Our lab works on an unusually broad range of research topics, covering a wide range of physical phenomena. Our unifying principle is a fascination with the mechanics of fluids and soft matter. We study both fundamental principles and applications in a wide range of physical systems that range from the nanometer to the industrial scale. We focus on experiments and the development of experimental techniques, but we collaborate closely with theorists and computational scientists.

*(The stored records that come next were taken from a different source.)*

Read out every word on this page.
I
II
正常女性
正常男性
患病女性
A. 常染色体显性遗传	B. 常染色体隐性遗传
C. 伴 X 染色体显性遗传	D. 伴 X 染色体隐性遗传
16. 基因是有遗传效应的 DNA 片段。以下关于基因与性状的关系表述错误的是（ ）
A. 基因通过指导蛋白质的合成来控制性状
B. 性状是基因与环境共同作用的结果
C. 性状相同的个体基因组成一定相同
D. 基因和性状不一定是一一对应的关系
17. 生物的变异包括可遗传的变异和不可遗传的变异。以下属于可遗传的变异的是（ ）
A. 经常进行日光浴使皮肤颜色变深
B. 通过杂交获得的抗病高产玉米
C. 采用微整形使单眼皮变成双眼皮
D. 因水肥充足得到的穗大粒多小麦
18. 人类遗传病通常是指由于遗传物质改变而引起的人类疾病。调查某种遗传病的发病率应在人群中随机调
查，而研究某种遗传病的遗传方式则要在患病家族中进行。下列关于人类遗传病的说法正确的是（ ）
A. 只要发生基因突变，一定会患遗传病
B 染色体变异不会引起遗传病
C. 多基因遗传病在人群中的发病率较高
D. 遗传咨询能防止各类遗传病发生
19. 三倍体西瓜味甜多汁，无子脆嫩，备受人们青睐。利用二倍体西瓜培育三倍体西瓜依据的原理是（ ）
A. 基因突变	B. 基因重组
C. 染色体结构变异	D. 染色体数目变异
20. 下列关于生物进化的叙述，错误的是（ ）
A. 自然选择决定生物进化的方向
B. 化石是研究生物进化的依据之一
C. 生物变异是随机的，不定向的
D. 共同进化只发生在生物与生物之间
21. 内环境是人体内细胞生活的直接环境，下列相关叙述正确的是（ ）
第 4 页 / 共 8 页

A few of our key research projects are listed below:

Animal flight and bio-inspired robotics

For several years, we have studied the aeromechanics of animal flight, understanding  both birds and bats utilize their unique morphology to accomplish extraordinary flight performance. For many years, we focused on bat flight, and this continues in close collaboration with Sharon Swartz.  More recently, we we are looking bird flight, in collaboration with Ty Hedrick (UNC)  and Alex Gerson (UMass).  In all these studies we are interested in how animals respond to complex disturbances in the environment, what muscles and sensory systems they use to control flight, and how much energy they require to fly in these complex environments.  Our techniques include high speed multiple camera recordings, high speed particle image velocimetry (PIV) of live animal fight, muscle activity measurements (EMG), metabolic measurements using labelled NaBiC, and animal-mounted accelerometry.

We also develop theoretical dynamical models that use articulate wing-body geometries coupled to inertial and aerodynamic models to predict the motion of animals in flight. Using these models we can simulate the three-dimemsional flight behavior of insects, birds and bats due to unsteady wing motions and assess both the aerodynamic and inertial behavior of animals in flight.

In a second theme under bio-inspired robotics, we have two underwater models, one aimed at studying pectoral fin motion for low-speed maneuvering, and one based on seal vibrissae – the facial whiskers of seals that use vortex induced vibrations for sensing and mapping the surrounding flow field.

Leading edge vortex dynamics for energy harvesting and in aerodynamic flows

Leading edge vortices (LEVs) are common in many applications of unsteady aerodynamics and hydrodynamics.  We have two areas of focus here.  One concerns the development of novel methods for harvesting energy from tidal and riverine streams that utilize pitching and plunging hydrofoils that exploit the growth of a large leading edge vortex (LEV) as a means to extract energy from a fluid stream.

Our work, in collaboration with Jen Franck at the University of Wisconsin, includes experiments,  conducted in a water flume and computational simulations and field experiments of industrial-scale prototypes.    We also study the growth and behavior of LEVs on swept wings, particularly resulting from aeroelastic instabilities.  For this we have developed experiments using a Cyber-Physical system that simulates the elastic mounting of the wing using a real-time control system to generate arbitrary stiffness, damping and inertial wing characteristics .

Membrane aeromechanics

Related to, and inspired by our bat flight work, we study the behavior of membranes under aerodynamic loading.  We have perfected the fabrication of extremely compliant thin membranes and conduct experiments and develop theory on the interactions between membrane structures (wings, disks) and the surrounding flow.   In these experiments, we use time-resolved Particle Image Velocimetry (PIV), and and measure the unsteady membrane kinematic and forces in both wind tunnel and water tunnel environments.

Biophysical flows: Active matter, bacterial motility and flagellar mechanics

We are interested in the microscope behavior of active fluids – fluids that are energized at the smallest scale by biological motion.  This includes systems driven by the motion of kinesin “walking” along microtubule filaments, as well as bacteria that swim using helical flagella.  We conduct novel experiments of active matter systems, exploring the collective behavior of these systems under different parametric regimes.

Microscale and nanoscale fluid dynamics

We have long been interested in the physics of fluids at the micron and nanometer scale, and the breakdown of the no-slip boundary condition in regions of high shear, such as in close proximity to a moving contact line.

Our experiments includes the development of innovative optical diagnostic techniques using Total Internal Reflection Fluorescence Microscopy that enables velocimetry near the solid surface with nanometer resolution.